If you are running off static data you will probably not want to continue scanning for new files once all your files have been uploaded. You can monitor the status of the file uploads using liveStates$
which is an observable that contains statistics about uploaded and downloaded files.
To stop the file uploaded call stopUpload()
. This will not stop the analysis of the data, or the download of results.
Telemetry
You can process the telemetry of the workflow in real time by utilizing instanceTelemetry$
which is an observable containing the JSON blobs from each workflow component in the chain. Changes in this data are received through polling, updated telemetry is only pulled down if a change has occurred though.
Output Data
Once data has passed through the workflow the client is notified of result data, which can then optionally be downloaded to the client. Setting the downloadMode
to data
or data+telemetry
will cause the output to be downloaded and written to disk. The progress of downloads can be observed using liveStates$
which is an observable that contains statistics about uploaded and downloaded files.
Stopping an Analysis
As analyses are designed to receive new data as it's being generated they do not have a classical "complete" state. They rather have a "analyzing" and "idle" state, once all the uploaded data has been processed they will sit idle waiting for more data. Once you are happy that all of your data has been processed you need to notify the system that you have finished and stop the analysis. You can remotely stop any running workflow from the EPI2ME agent and portal easily. Through the API you can either use the stopWorkflow
mutation to stop your workflow, or if you have instantiated an EPI2ME instance you can call stopAnalysis
.
Datasets
Each component in a workflow instance creates it's own "dataset". By default datasets are deleted within 24 hours of an analysis being stopped, but if you pass in the storeResults
flag when starting the workflow they will be persisted. Alternatively you can view the dataset on the EPI2ME portal while the analysis is being run and set specific datasets to be persisted.

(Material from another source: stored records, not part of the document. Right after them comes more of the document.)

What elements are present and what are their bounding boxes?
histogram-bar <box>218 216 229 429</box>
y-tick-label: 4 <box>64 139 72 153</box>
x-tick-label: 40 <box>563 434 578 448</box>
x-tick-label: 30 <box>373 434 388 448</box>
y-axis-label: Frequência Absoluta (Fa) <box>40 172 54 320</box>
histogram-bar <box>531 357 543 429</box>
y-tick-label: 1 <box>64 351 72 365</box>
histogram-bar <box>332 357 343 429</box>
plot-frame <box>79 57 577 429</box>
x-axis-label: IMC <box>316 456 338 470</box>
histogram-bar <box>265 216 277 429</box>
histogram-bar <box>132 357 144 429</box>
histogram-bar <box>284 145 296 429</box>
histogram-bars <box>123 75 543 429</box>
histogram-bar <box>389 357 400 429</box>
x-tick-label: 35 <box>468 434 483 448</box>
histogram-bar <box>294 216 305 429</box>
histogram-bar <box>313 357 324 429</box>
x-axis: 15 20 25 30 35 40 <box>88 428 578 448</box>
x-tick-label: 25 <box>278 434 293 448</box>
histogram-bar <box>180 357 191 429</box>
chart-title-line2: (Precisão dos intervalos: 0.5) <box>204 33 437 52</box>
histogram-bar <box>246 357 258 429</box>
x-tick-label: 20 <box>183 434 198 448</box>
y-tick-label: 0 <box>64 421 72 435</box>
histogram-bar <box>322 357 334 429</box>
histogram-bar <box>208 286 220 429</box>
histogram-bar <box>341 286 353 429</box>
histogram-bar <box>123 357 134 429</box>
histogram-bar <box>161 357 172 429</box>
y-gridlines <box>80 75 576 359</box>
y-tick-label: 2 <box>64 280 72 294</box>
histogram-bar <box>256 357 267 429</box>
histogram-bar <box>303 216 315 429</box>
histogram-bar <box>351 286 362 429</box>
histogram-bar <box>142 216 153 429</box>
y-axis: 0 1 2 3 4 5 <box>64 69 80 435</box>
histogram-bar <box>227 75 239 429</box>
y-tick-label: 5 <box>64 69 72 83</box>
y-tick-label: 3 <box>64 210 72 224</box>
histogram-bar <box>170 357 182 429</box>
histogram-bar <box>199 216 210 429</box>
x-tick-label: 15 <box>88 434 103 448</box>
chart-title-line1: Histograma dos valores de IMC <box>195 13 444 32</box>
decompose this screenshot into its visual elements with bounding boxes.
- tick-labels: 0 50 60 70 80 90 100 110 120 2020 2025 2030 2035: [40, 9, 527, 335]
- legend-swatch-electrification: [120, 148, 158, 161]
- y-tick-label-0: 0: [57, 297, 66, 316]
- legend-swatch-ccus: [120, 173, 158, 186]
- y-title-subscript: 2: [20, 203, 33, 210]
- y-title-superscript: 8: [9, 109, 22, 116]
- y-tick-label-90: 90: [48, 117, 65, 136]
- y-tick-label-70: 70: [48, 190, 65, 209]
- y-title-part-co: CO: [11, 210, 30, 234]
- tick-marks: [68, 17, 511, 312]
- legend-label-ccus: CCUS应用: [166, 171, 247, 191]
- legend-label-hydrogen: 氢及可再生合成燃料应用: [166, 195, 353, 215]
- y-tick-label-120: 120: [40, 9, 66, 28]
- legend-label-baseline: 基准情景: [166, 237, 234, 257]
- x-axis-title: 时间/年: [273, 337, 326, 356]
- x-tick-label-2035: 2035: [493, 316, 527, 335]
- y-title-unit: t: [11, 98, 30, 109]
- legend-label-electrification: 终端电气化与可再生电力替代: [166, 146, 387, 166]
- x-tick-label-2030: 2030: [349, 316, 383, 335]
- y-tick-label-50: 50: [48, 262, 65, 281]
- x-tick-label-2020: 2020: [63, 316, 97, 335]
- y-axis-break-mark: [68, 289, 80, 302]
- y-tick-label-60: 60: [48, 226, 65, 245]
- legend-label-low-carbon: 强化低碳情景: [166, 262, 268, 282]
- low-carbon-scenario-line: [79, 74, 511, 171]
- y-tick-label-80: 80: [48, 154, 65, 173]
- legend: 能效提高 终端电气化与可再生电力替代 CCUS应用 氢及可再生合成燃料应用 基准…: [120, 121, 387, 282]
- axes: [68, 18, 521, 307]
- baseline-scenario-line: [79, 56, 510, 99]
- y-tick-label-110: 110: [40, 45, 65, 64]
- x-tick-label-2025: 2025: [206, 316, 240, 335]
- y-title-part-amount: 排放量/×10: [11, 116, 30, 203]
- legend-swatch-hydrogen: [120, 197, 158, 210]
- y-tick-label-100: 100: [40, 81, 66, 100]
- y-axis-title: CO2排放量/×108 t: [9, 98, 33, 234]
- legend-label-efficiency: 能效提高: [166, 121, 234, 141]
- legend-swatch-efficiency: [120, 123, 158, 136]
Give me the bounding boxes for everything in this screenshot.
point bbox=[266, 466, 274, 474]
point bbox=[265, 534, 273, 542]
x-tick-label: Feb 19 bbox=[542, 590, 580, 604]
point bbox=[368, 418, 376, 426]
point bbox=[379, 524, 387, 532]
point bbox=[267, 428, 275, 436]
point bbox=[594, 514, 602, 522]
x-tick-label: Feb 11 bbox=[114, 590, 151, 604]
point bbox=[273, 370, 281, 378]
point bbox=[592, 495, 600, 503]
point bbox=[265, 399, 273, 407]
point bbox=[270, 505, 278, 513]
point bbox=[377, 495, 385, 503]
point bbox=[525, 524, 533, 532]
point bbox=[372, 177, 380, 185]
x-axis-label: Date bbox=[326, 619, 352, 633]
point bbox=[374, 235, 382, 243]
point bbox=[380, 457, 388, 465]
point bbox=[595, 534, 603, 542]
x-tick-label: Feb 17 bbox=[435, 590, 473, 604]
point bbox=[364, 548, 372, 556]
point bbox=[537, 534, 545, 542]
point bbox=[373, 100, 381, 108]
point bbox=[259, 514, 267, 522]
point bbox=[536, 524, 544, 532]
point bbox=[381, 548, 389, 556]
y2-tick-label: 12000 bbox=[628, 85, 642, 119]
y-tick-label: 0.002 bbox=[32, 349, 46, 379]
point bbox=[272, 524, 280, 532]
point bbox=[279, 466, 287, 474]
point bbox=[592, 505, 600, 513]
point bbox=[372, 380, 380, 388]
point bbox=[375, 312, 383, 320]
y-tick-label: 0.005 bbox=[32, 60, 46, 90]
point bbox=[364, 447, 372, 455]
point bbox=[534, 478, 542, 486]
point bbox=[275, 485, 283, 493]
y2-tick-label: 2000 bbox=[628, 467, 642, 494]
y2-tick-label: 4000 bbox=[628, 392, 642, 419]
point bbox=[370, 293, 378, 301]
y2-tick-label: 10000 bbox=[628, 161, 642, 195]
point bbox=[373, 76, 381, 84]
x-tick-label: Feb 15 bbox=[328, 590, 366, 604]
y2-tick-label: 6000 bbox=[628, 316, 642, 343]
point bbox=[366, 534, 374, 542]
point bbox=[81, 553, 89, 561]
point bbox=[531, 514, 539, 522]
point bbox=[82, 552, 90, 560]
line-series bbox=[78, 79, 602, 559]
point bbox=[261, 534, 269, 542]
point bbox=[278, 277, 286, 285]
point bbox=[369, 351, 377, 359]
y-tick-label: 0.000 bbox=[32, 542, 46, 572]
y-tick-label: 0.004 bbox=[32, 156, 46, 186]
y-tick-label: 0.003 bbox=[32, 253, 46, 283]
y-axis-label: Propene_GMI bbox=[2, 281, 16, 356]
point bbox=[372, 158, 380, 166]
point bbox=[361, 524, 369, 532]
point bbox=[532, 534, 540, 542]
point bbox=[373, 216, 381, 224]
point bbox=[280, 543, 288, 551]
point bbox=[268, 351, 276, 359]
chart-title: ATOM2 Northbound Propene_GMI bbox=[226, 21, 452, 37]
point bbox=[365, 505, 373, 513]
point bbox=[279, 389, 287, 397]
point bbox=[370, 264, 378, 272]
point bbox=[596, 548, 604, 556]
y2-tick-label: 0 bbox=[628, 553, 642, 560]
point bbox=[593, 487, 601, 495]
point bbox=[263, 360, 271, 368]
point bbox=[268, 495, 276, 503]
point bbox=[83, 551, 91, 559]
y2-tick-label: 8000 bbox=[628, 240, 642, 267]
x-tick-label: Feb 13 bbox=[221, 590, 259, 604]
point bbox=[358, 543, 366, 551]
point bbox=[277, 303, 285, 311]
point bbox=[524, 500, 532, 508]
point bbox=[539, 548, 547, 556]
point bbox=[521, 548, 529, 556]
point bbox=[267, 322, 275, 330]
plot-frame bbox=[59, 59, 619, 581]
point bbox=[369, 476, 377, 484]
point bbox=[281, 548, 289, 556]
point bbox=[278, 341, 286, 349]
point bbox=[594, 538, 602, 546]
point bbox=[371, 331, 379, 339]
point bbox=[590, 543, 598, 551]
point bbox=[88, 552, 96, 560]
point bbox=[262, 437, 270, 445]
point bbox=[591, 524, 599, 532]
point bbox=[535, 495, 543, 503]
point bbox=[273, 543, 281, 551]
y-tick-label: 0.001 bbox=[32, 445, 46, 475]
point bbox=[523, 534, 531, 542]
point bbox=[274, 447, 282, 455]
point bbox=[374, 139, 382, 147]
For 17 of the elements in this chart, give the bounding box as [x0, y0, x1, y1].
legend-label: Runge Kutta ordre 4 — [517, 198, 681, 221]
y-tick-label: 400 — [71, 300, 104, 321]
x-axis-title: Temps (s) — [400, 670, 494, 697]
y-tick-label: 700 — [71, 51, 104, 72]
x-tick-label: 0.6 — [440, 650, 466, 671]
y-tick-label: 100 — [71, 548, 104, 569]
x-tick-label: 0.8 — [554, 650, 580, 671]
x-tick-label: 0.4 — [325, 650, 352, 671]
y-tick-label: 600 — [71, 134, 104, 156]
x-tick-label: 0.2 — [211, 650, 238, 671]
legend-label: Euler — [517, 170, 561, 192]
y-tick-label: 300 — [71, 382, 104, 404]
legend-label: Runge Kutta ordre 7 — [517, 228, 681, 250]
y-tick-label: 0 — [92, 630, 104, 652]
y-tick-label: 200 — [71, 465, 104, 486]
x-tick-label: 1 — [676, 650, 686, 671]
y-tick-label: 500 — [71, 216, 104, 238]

Datasets give you the means to run a workflow from data which you have already uploaded and/or processed. EPI2ME will also keep track of the relationship between your datasets, so that you can easily track the source of particular data. You can also download a dataset at a later date.
You can start workflows from dataset using the start workflow mutation by specifying a dataset ID in it's parameters. It's also possible to start a workflow from a dataset using the EPI2ME portal and CLI.
Development
The EPI2ME API is under constant refinement based on the requirements and capabilities of the system. We are currently in the process of migrating from a REST based backend to a newer GraphQL one. For compatibility we are supporting both for the time being, but once internal projects have migrated away from the old REST API those components will be removed facilitating further simplification and improvement to this library.
Depreciation
We are depreciating the old REST api systems soon in favour of our GraphQL backend. These changes are reflected in the removal/replacement of these systems in our dev branch. Migration is intended to be feature complete, but there will be some slight change to how you access certain content. If it's not clear from the documentation please create an issue so that it can be correctly documented, or implemented if we missed something.